Well, we should encourage development of these skills by giving the child lots of opportunities to practice them, allow them to get it "wrong" and learn from it without belittling their efforts or making them feel foolish. And we keep an eye on it.

As a paid educator if I feel a child is just not up to going to the next class I will tell the parents. Gently, but in no uncertain terms that putting them up at this stage is not a good idea.
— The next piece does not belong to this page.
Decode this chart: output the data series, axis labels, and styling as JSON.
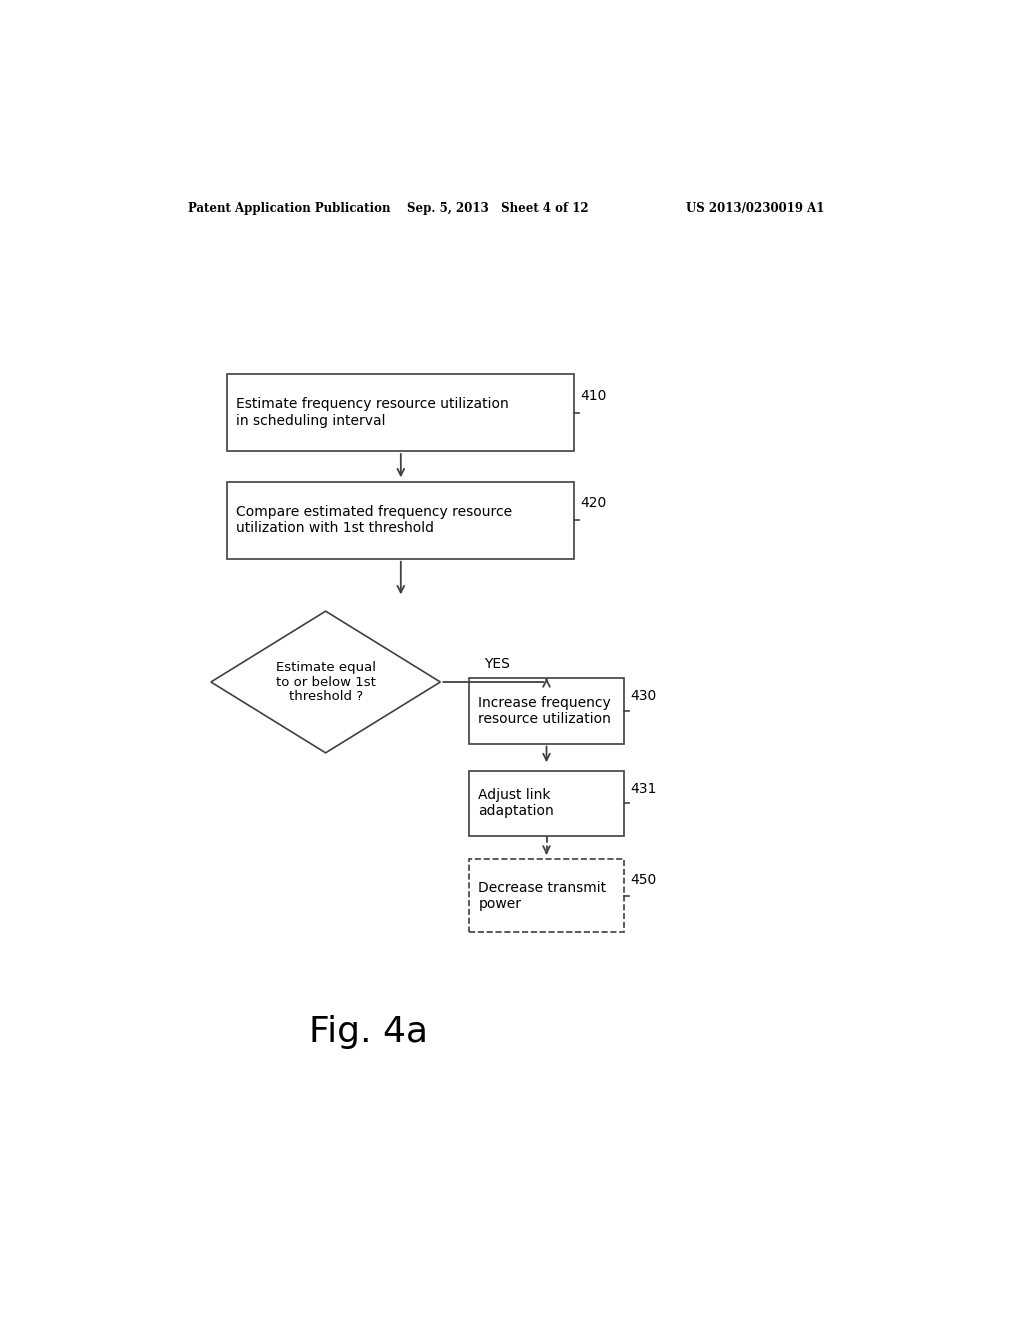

Sadly teachers are rarely listened to and so we are forced to watch again and again as the children who continue on "half done" come up against brick wall after brick wall in regards to their learning and we listen wearily, sadly and some what irritated to their parents when they see us in the supermarket and tell us their woes about how little Johnny has turned into a misbehaving bully or just simply isn't thriving in his new environment. We listen as they blame the teacher and the curriculum and in some ways it is the curriculum but not in the way they expect- it's that the child isn't ready to learn the curriculum because of assumed knowledge they just don't have.

Please parents, from a parent who purposefully waits for her own children to be education ready and who teaches young children. Make sure they can do at least the above before you enroll them. It could be the difference between school being a fond memory or a nightmare.

* not being able to communicate effectively is one of the leading causes of a child becoming a bully or misbehaving in class.

** It's perfectly okay if a child asks for help with a more complicated instruction. more that they need to be able to follow instructions that are more than one sentence long.